Ghana to establish national command centre for real-time emergency patient redirection
Ghana is working to set up a national command centre that will allow doctors to sort and redirect emergency patients to hospitals with available beds in real time, according to the board chairman of the Korle Bu Teaching Hospital, Prof. Titus Beyuo. Prof. Beyuo disclosed the plan this week amid renewed public concern over overcrowding at Korle Bu. He said the command centre forms a key part of a broader emergency patient management system the government is trying to operationalise to ease pressure on major referral facilities.

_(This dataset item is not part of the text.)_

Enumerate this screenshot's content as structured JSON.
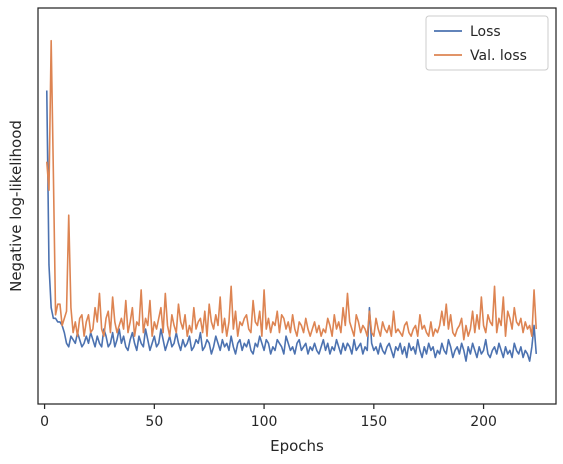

Prof. Beyuo said, "We need the ambulance service to relocate their call centre to this national command centre. We need to get physicians and other people at the command centre who will do an online sorting of patients and redirect them." Under the new system, ambulance teams will no longer send patients automatically to Korle Bu or Komfo Anokye without knowing whether beds are available. Prof. Beyuo said every one of Ghana's 200-plus ambulances must be connected to the platform before it can work a nationwide deployment effectively, which he said is still in progress.
No timeline was given for when the centre will go live. Prof. Beyuo cautioned that the complexity of the infrastructure involving personnel, training, communication networks, and inter-agency coordination makes it difficult to commit to a firm date.
Quick Summary
Ghana is planning a national command centre to manage emergency patient flow. The goal is to ease pressure on major hospitals- but its success depends on a complex network.